Halva with Tea

It’s a small coffee shop, a Shingle-style shack with blue trim, listed by Yelp as one of Laguna Beach’s best. Cookies and biscotti lie in a basket in front of the order window. The barista, an upbeat blonde woman in her late fifties, early sixties, comes over to me. As I’m trying to choose what flavor to put in my coffee, we start talking. She finds out I’m from Phoenix and asks what brought me to Laguna.

“My friend passed away two weeks ago. I’m here to clear my head,” I tell her. Hal, a pastor, was one of the first friends I’d made after moving to Phoenix a year and a half ago with my fiancé. He had helped us through some tough times.

She’s curious about where my accent is from. I tell her I was born in Iran. “But I have lived here longer than I have lived there,” I quickly add.

It’s a cool, sunny November morning. As she’s making my coffee, the woman spots the book I’m carrying in my hand, The Ministry of Guidance Invites You to Not Stay, by Hooman Majd. She asks me what it’s about. I tell her it was written by an Iranian immigrant who had left Iran when he was eight months old. When he turned fifty, he decided to go looking for his grandmother’s house halfway around the world, hoping to find his roots.
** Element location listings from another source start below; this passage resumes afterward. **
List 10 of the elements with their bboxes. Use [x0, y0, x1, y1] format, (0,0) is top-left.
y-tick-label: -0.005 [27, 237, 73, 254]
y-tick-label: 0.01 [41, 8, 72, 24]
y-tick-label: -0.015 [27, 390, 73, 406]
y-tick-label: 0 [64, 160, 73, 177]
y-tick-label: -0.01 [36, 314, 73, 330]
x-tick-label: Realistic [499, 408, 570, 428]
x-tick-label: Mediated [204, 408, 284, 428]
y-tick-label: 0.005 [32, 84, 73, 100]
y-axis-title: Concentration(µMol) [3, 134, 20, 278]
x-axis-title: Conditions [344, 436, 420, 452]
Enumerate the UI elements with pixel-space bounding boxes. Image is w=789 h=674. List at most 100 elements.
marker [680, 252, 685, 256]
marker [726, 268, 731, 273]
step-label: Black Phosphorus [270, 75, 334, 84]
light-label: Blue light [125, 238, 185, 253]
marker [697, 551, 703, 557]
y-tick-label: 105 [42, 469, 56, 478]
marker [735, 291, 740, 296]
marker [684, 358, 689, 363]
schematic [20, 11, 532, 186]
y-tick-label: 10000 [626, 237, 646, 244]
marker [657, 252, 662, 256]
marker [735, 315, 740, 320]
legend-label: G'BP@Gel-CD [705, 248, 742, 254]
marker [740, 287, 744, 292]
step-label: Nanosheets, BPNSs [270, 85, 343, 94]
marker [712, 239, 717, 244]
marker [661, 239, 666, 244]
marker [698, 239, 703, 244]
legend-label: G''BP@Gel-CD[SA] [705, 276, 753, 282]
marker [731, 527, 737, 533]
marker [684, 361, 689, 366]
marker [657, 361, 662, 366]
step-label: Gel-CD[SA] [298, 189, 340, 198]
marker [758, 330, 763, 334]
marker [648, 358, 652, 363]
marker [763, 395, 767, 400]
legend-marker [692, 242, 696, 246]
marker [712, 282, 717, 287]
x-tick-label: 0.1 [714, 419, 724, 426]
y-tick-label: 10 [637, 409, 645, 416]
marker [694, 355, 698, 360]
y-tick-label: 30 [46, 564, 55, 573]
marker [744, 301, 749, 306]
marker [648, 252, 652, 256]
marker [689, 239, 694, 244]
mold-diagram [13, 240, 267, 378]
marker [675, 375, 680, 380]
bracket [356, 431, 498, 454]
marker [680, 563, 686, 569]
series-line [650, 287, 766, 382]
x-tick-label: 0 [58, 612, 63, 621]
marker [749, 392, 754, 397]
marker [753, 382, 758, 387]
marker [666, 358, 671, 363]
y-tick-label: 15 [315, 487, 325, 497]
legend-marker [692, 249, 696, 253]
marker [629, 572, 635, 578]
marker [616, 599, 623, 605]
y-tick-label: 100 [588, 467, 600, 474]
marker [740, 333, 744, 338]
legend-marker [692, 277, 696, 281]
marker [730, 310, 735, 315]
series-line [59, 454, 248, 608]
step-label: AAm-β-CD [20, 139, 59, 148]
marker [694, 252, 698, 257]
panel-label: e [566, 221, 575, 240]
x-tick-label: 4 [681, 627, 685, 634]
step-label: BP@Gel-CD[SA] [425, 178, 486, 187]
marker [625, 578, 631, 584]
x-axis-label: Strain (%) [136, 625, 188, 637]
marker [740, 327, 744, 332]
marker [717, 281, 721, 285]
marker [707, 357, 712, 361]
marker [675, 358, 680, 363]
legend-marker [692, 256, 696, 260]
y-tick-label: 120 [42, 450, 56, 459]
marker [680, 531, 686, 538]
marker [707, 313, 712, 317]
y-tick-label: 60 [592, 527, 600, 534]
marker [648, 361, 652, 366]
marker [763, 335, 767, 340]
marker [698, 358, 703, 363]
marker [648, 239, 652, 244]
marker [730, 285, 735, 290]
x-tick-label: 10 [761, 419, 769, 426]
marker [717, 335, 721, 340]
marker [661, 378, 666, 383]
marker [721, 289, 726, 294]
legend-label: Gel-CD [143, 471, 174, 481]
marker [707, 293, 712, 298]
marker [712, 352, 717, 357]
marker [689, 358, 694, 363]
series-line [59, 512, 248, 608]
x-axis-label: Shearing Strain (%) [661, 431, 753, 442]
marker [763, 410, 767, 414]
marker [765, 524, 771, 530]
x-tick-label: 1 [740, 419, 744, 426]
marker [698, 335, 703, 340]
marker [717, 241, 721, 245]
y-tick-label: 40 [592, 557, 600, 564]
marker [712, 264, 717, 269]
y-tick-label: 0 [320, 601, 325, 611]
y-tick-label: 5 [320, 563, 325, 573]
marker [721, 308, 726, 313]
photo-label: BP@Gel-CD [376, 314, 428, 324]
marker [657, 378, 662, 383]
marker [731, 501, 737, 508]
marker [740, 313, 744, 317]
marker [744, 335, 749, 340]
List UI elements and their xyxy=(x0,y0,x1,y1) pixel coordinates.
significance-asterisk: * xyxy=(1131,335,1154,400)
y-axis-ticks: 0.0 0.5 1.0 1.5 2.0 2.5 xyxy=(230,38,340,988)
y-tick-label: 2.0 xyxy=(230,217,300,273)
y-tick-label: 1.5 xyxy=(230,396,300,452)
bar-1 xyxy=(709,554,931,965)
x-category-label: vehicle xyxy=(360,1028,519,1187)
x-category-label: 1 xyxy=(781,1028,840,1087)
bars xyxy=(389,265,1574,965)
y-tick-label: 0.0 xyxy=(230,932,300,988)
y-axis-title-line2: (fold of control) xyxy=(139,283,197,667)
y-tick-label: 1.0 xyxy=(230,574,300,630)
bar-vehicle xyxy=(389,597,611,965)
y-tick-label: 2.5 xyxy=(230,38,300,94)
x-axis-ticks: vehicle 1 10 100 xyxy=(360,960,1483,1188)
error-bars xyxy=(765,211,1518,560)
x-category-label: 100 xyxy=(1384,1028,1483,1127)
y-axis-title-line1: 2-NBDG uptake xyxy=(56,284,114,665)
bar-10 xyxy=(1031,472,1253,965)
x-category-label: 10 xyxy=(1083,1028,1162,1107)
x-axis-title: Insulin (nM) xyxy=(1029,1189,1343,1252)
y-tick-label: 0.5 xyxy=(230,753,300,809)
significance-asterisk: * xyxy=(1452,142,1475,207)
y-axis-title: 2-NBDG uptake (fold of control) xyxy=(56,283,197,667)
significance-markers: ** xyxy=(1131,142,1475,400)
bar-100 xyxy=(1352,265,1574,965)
He found the area, the familiar scents, the leftover mud walls. But he couldn’t find the actual house.

His story is not much different from mine, I say. Several years ago, I visited the neighborhood where my family used to live in Tehran. For the first time in more than two decades, I walked our old block, looking for the home I had grown up in. But it wasn’t there anymore.